While Democrats have pushed for the increase to be included, its removal may actually make it easier to approve the bill, Democratic sources believe, because it will avoid a confused fight over whether to withdraw it from the bill and reach an agreement.

The increase is likely to be included in the House bill that the House is voting on Friday. However, the congressman decided that the increase to $ 15 an hour did not meet a rigid set of guidelines needed to advance the Senate reconciliation process. This means that the House will approve the project, the Senate will have to remove the minimum wage clause and, eventually, the House will have to approve the project again at the end of the process.

The decision marks the end of a multi-week effort by Senate budget president Bernie Sanders, an independent from Vermont, to include the clause in the bill.

“We are deeply disappointed in this decision,” said Senate majority leader Chuck Schumer in a statement after the decision. “We will not give up fighting to raise the minimum wage to $ 15 to help millions of struggling American workers and their families. The American people deserve this and we are committed to making it a reality.”

But the decision probably makes it easier for Schumer to put his members on the line behind the bill, as raising the minimum wage was a key point for moderates like Senator Kyrsten Sinema of Arizona and Joe Manchin of West Virginia.

There are no viable options for using Senate procedures to maintain the bill’s salary readjustment.

In the House, progressive Democratic MP Alexandria Ocasio-Cortez of New York told CNN earlier this week that she would still support Covid’s relief package if the congressman were the only one to remove the minimum wage provision, but not if politicians were the only ones to get it out. For Ocasio-Cortez, members of his own party removing or reducing the minimum wage would have caused the bill to collapse. Representative Ilhan Omar, a progressive Democrat from Minnesota, echoed those sentiments.

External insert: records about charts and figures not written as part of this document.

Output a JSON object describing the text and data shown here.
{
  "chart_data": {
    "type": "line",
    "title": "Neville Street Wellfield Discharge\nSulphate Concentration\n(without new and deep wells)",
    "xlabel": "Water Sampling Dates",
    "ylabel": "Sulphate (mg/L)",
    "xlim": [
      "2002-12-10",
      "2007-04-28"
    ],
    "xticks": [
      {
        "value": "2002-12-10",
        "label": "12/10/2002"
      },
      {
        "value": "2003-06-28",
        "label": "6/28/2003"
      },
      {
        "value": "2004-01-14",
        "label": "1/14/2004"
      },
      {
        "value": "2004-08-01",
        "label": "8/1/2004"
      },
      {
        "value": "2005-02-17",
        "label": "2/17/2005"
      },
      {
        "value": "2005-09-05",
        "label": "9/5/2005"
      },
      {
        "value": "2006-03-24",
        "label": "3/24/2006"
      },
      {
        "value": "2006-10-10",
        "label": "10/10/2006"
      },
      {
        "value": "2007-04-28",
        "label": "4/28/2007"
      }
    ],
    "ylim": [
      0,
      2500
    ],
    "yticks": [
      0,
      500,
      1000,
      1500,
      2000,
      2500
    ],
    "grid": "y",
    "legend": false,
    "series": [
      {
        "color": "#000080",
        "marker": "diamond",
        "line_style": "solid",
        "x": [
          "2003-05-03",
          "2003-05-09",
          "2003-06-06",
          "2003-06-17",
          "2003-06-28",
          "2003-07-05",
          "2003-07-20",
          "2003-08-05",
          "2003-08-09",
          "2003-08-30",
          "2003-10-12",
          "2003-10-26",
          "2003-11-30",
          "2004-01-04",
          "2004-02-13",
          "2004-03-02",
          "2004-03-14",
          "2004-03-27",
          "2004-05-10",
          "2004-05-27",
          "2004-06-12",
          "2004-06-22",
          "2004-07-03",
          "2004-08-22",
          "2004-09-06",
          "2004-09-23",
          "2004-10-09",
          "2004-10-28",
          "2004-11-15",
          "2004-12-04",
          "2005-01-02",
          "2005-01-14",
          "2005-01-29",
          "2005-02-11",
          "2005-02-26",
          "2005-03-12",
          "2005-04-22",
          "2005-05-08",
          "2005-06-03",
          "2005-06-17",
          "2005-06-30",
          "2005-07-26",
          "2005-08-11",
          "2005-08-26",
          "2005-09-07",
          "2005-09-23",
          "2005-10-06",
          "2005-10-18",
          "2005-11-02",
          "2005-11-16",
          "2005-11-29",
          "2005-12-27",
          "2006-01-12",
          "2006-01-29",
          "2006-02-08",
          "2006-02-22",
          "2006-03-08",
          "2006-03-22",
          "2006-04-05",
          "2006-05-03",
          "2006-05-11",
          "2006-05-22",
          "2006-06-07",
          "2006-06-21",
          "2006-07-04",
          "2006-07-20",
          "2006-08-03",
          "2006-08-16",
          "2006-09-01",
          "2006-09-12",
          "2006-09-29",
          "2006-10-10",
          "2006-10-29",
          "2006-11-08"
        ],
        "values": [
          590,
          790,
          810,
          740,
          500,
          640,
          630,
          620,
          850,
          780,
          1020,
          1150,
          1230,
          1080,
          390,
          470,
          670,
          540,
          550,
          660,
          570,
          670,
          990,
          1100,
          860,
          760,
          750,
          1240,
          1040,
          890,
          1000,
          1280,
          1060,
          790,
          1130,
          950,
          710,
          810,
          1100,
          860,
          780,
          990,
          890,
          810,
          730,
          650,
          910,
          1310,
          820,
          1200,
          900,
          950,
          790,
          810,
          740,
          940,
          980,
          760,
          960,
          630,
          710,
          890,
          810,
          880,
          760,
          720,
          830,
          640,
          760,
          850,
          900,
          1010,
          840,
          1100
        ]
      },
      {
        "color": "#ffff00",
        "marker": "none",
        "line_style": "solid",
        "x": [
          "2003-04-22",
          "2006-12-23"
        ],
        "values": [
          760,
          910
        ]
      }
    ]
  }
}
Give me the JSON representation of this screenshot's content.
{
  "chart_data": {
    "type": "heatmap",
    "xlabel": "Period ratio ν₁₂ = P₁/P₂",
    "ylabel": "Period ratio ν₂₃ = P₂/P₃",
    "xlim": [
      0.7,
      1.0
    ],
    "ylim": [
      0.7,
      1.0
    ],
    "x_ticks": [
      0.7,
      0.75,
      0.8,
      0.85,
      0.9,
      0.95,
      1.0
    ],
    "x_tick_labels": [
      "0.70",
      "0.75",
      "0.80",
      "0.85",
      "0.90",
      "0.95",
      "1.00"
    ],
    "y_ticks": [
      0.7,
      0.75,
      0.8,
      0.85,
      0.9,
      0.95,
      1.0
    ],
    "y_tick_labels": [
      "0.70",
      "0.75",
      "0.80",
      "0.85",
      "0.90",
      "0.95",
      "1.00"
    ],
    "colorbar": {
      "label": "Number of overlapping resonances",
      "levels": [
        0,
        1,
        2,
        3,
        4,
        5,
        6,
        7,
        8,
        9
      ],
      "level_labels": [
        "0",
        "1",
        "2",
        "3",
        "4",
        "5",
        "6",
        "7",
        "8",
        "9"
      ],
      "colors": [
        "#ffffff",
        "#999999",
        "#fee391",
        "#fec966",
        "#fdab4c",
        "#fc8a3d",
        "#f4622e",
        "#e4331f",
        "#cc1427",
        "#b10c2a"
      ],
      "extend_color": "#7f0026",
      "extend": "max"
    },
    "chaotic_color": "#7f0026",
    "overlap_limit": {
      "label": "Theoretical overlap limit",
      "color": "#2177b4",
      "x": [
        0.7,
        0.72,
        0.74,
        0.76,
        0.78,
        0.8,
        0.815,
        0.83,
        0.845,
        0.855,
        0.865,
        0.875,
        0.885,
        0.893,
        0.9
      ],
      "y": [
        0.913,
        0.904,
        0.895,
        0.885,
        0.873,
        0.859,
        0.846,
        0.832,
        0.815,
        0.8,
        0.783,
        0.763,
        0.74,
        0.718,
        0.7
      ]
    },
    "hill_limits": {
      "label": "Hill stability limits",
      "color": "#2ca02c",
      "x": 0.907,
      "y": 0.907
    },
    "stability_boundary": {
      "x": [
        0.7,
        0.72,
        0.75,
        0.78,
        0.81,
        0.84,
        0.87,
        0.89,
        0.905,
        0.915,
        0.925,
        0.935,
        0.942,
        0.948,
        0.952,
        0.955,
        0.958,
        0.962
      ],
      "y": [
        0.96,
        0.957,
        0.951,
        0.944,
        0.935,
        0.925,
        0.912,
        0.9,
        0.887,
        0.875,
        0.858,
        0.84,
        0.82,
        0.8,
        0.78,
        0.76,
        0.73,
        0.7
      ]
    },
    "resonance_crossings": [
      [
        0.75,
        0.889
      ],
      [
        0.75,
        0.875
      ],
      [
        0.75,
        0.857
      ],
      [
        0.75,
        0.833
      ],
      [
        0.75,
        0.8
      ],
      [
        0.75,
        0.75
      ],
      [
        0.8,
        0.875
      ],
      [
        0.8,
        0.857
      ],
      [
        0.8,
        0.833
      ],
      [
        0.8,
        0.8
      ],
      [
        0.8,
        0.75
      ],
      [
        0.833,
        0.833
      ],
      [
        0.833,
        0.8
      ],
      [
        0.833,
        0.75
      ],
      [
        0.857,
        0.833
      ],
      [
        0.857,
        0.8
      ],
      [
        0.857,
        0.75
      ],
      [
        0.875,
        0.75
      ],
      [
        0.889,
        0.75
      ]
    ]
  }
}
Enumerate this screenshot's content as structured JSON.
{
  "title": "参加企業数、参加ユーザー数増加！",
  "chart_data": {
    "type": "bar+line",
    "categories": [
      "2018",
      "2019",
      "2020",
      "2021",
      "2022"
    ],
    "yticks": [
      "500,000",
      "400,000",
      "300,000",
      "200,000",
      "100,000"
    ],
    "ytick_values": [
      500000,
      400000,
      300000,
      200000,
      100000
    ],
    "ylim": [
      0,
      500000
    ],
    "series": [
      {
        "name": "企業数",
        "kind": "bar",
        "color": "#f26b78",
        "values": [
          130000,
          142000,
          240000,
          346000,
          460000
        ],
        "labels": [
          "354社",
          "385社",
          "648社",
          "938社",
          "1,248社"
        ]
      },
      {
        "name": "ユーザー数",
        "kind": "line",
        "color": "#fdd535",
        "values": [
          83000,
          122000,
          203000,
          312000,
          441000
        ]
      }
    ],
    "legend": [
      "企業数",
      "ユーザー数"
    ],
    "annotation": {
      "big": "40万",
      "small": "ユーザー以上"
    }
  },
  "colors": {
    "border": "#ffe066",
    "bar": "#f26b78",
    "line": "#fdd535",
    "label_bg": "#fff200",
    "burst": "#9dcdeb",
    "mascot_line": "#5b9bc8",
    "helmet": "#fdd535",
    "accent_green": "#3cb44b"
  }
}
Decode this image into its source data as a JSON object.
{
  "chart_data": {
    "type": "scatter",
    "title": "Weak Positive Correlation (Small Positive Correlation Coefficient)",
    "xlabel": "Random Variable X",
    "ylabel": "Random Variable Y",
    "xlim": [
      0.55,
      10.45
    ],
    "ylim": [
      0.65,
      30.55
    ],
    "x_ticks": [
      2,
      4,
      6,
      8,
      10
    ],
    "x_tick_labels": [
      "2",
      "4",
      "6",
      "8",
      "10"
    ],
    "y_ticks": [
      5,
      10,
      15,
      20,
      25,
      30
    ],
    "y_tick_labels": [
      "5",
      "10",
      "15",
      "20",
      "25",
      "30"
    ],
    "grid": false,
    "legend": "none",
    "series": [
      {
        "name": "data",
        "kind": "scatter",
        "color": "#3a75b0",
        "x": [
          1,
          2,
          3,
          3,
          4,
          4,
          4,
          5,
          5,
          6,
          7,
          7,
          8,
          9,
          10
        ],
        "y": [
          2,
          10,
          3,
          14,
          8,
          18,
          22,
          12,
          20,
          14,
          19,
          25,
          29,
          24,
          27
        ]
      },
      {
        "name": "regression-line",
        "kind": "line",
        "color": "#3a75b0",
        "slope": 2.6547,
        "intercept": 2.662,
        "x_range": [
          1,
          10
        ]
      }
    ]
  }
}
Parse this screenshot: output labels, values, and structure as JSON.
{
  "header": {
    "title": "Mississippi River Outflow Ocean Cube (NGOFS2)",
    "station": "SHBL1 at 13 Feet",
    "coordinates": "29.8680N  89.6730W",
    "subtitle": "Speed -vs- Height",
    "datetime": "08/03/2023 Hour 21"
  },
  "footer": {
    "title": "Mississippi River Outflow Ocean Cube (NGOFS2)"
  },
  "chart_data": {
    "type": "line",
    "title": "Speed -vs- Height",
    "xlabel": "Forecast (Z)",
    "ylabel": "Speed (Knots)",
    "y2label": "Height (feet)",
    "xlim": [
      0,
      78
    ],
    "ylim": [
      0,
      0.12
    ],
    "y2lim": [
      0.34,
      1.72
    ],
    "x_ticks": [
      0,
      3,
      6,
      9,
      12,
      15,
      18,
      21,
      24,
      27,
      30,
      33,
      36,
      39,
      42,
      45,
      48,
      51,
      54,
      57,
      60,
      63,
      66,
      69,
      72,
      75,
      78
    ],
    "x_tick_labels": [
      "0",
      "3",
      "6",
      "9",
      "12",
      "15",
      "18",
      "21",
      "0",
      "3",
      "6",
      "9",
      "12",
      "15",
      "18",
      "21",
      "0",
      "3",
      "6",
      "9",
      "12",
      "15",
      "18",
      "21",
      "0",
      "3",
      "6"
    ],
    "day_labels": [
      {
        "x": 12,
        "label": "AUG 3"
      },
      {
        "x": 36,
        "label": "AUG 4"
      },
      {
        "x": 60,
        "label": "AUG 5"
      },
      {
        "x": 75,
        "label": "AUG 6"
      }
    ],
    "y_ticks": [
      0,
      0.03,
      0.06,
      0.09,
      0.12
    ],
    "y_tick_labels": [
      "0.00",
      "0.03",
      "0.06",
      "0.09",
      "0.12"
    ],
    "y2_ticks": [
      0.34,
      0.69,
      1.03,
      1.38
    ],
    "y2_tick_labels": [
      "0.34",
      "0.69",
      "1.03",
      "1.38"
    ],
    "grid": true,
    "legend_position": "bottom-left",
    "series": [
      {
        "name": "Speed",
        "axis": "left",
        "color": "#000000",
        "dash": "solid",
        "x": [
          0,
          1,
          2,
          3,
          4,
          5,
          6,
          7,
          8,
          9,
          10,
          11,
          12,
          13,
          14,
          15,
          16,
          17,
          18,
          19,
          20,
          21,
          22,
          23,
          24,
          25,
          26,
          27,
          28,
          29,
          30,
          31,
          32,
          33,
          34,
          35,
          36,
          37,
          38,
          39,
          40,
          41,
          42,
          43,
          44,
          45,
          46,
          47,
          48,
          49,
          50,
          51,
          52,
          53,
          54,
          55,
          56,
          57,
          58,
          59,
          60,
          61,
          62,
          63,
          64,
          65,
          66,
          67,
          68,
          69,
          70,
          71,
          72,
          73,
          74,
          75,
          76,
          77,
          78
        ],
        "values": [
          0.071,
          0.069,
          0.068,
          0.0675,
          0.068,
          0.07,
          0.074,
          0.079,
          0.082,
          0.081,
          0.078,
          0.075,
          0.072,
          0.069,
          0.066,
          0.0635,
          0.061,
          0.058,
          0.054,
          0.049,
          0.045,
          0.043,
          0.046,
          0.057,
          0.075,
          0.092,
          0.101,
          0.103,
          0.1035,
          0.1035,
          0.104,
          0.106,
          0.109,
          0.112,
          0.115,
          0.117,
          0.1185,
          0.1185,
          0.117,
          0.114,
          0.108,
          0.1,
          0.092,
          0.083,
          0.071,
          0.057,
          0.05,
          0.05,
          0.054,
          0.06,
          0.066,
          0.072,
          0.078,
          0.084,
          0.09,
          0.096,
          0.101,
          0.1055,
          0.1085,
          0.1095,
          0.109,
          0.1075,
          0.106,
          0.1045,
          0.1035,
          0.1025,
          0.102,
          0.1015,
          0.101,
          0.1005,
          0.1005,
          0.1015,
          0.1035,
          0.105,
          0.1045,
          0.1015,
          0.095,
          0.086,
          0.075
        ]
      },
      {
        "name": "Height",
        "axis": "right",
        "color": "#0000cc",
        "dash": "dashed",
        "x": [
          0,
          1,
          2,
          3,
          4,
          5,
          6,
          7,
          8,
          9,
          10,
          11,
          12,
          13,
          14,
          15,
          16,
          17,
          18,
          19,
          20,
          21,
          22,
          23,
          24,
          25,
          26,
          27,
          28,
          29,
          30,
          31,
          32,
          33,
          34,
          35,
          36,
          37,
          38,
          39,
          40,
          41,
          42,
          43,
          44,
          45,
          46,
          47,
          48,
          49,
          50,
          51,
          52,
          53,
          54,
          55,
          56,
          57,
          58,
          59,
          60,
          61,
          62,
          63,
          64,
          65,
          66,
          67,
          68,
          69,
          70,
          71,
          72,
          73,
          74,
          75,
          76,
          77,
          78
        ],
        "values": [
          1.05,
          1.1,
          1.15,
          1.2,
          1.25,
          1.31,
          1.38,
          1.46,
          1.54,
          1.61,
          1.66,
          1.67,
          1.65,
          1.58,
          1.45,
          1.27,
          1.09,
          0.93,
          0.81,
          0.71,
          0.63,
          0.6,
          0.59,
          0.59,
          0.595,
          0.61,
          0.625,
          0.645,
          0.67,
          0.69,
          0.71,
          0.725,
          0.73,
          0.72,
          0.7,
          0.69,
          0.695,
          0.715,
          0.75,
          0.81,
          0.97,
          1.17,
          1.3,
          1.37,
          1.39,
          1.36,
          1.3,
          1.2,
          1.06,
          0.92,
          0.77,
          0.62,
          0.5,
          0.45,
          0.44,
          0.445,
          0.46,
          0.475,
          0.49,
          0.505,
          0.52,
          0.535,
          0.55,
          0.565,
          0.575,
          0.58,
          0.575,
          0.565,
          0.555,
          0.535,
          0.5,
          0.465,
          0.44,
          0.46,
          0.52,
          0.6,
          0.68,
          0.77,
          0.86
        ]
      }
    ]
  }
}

Senate congresswoman Elizabeth MacDonough, a little-known but powerful Senate official, was put in the spotlight this week, with Democrats eager to see if the minimum wage increase would survive in the president’s aid package. MacDonough is the first woman to serve in the Senate parliamentary role – a non-partisan function – since that position was created in the 1930s.

This story has been updated with additional details.